The relationships between hospitals and health plans has been fairly simple. It's all about exclusivity and the payment. Health plans would ideally like a discount for an exclusive relationship but may pay more for an exclusive relationship with the right hospital. That relationship can directly bring more business to the health plan because potential members may really want to be able to access care at that hospital. Additionally, a benefit design that provides limited or no out of network benefit can really accelerate membership growth for a health plan.
Hospitals tend to focus on payment first since they have higher fixed costs and don't have vehicles like a benefit design to drive business. Exclusivity or limited exclusivity is also a goal in hopes that their beds will be filled primarily with the members of well paying health plans. However, as I found with recent discussions with hospitals, it's secondary to payment. Their negotiating levers are limited. As a result, hospitals are mainly looking for the attractive partner first and if it turns into a beautiful relationship where they cook and remember each others birthday, that's a bonus.
Some hospitals and health plans work out a favored nation status with each other like the Michigan Blue Cross plan and area hospitals. Under this arrangement, the hospitals gave Blue Cross the guaranteed best price for any health plan. In relationship terms, that's like getting her agreeing to get together in the back seat of a Volkswagen. The Justice Department is calling that anti competitive behavior in its law suit against Blue Cross.

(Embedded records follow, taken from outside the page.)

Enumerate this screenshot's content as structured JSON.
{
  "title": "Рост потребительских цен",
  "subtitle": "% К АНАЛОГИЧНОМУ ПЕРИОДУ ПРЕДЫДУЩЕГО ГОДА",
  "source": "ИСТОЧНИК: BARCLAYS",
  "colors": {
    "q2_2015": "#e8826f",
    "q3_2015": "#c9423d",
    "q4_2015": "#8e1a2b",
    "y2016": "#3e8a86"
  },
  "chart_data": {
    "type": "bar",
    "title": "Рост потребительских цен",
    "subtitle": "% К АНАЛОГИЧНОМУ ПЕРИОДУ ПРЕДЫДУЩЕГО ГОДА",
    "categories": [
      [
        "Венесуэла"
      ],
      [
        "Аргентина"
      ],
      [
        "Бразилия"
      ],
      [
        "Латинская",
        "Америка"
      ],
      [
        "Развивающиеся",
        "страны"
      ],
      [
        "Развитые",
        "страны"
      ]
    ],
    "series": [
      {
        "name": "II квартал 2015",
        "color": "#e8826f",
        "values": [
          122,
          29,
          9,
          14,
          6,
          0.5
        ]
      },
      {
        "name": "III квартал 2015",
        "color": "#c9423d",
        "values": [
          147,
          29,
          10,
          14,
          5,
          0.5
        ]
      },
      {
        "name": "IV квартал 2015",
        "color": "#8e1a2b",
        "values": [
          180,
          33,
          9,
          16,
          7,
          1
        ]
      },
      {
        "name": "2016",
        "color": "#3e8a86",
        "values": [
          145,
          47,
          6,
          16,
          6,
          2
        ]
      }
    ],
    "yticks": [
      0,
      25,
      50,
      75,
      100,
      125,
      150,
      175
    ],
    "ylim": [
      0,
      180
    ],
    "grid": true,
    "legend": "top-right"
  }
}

The result could shift the traditional health plan and hospital relationships. Both businesses have been growing so large in certain geographies that it's becoming hard to avoid anti competitive behavior. In 24 states, 2 or fewer insurance companies control 70% of the market. In some local markets, hospital systems like Sutter in Northern California or St Charles in Bend, OR can demand the best rates and don't have to worry about exclusive relationships (or using protection). AHIP, the health plan lobbying group, is continuing its bid to be the least effective lobbying organization by releasing statements over concerns of the anti-trust implications of Accountable Care Organizations (ACO's). Despite the logical and appropriate payment model of ACO's, AHIP is too concerned that it will give providers more market power.

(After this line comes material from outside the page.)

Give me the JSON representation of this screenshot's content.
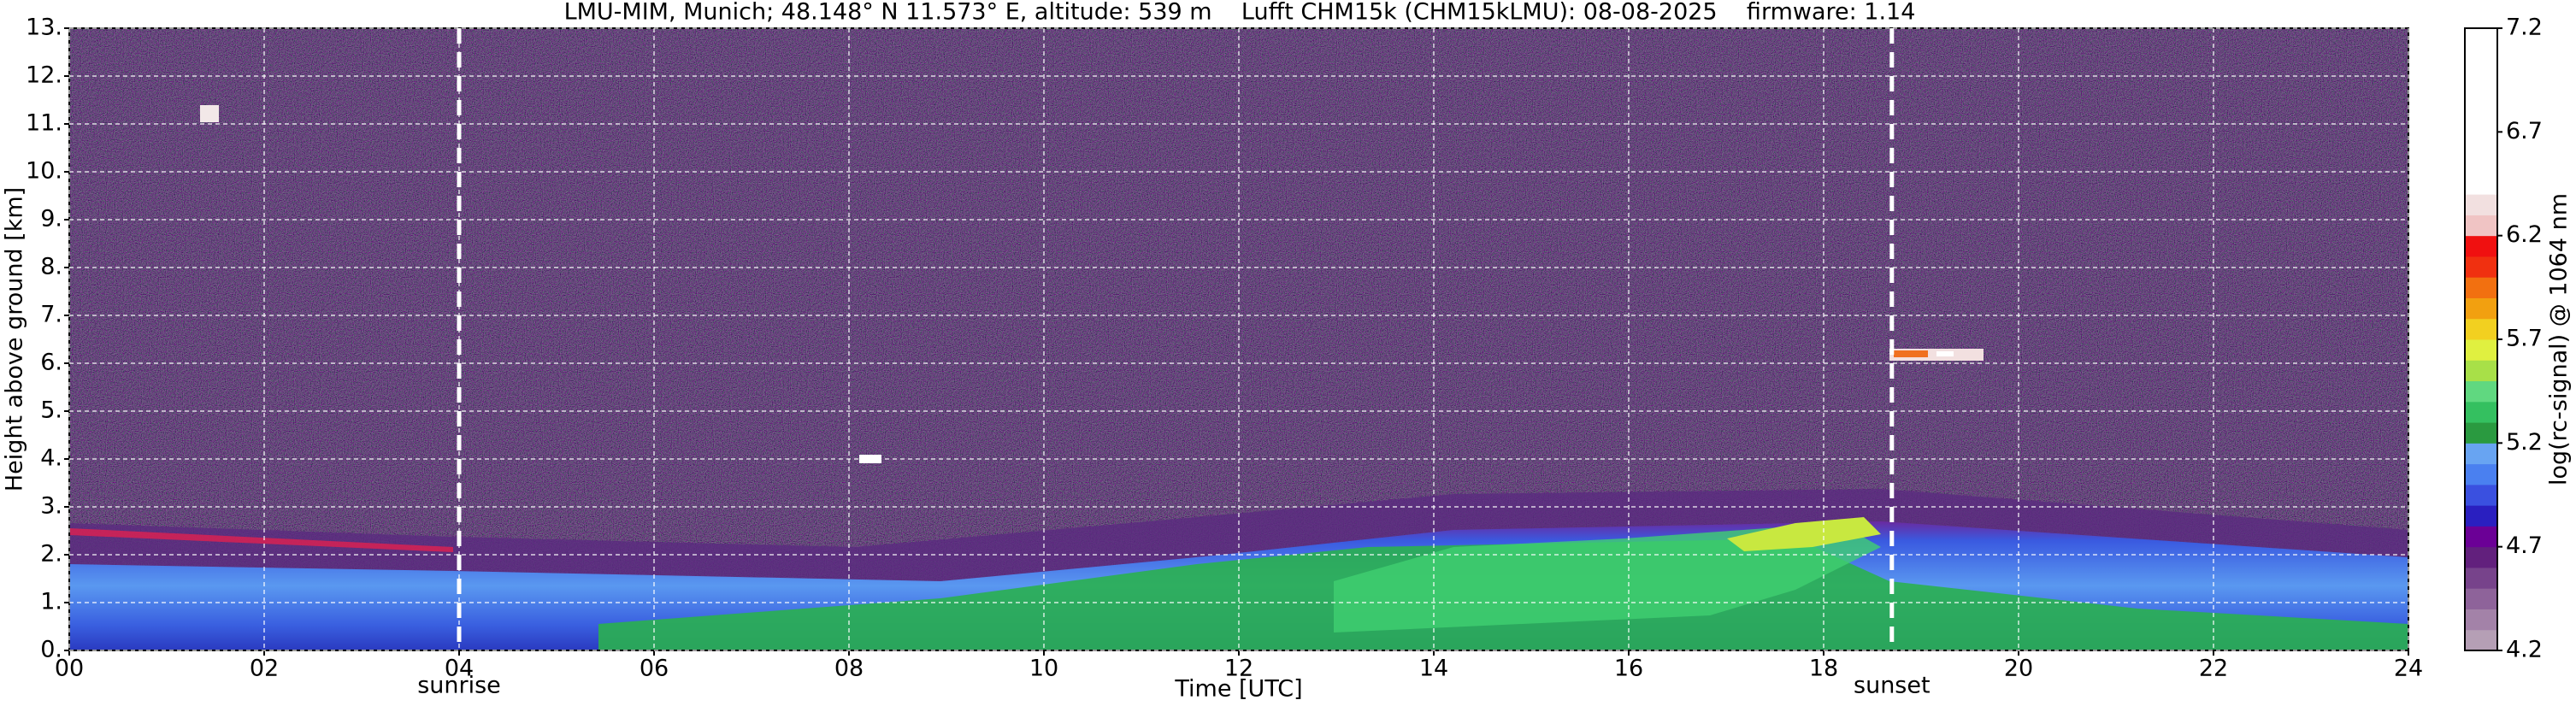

As a result, the times are right for new thinking about the hospital and health plan relationship that doesn't mirror primal urges. With both industries teetering on the edge of an anti-trust law suit, the problem may be solved by others if hospitals and health plans don't come up with a solution. Personally, I think that focusing more on the exclusivity in the relationship could be the answer. ACO's create an opportunity for a long-term partnership and could (but not likely) be structured where there can be only one hospital or one health plan in this three way with primary care providers. Health plans and hospitals with similar market segments, philosophies or levels of quality might pair up and find more synergies pursuing common customers.
This is basically a model similar to Kaiser Permanente and closed systems only have historically had limited appeal. However, history is changing and it may be time to stop basing the relationship on how many dollar bills are required to be thrown on stage.